There was also a large quantity of partially digested meat — muscular fiber — with the food and a considerable quantity of oil and some pieces of bread and cake. Some of the pieces of meat were quite sizable pieces — as large, for instance, as a whole pea. And one or two pieces were larger than that — as large as the end of my forefinger — so that their nature was very readily determined.

In addition to this, there was a large number of vegetable pulp cells which resembled those of some fruit, or a pulpy vegetable such as boiled potato. Or an apple or pear. And there was also an undigested skin of a vegetable or of a fruit, one piece of which I have here. It looks like the red skin of an apple or pear.

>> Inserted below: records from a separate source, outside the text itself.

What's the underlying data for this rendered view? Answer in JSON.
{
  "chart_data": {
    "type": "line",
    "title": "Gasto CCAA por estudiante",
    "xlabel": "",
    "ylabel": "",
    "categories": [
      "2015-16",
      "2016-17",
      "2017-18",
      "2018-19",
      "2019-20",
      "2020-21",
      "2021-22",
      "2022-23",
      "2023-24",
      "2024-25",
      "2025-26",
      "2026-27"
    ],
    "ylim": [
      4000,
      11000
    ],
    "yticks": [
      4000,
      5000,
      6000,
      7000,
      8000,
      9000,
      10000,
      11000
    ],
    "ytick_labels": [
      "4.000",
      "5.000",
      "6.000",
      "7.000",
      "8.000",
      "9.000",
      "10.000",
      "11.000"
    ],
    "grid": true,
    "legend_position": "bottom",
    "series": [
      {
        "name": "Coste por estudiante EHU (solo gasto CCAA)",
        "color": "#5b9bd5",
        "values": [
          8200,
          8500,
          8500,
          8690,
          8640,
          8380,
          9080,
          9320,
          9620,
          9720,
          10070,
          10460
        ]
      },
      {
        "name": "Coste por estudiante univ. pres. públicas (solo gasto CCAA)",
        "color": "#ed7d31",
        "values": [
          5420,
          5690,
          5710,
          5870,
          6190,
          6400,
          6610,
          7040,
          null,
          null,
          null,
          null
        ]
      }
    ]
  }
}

So far as anything could be determined from the appearance of the food, it was undergoing the normal stomach digestion. And from the quantity of the food in the stomach, it would — if the digestion had progressed normally in the individual before death — indicate a period of approximately somewhere from two to three hours of digestion from the last meal taken, possibly a little longer than that.

That was the stomach of Mrs. Borden.

The character of the food found in the stomach of Mr. Borden differed from that in the stomach of Mrs. Borden in that there was very much less of it, and that it consisted mostly of water and contained only a very small quantity of solid food. This would indicate that the digestion — had it gone on normally, at the normal rate — in the stomach of Mr. Borden was much further advanced than that in the case of Mrs. Borden, since nearly all of the solid food had been expelled from the stomach into the intestine. It would make it, therefore, somewhere in the neighborhood of four hours, say from three — anywhere from three and a half to four and a half hours, the digestion.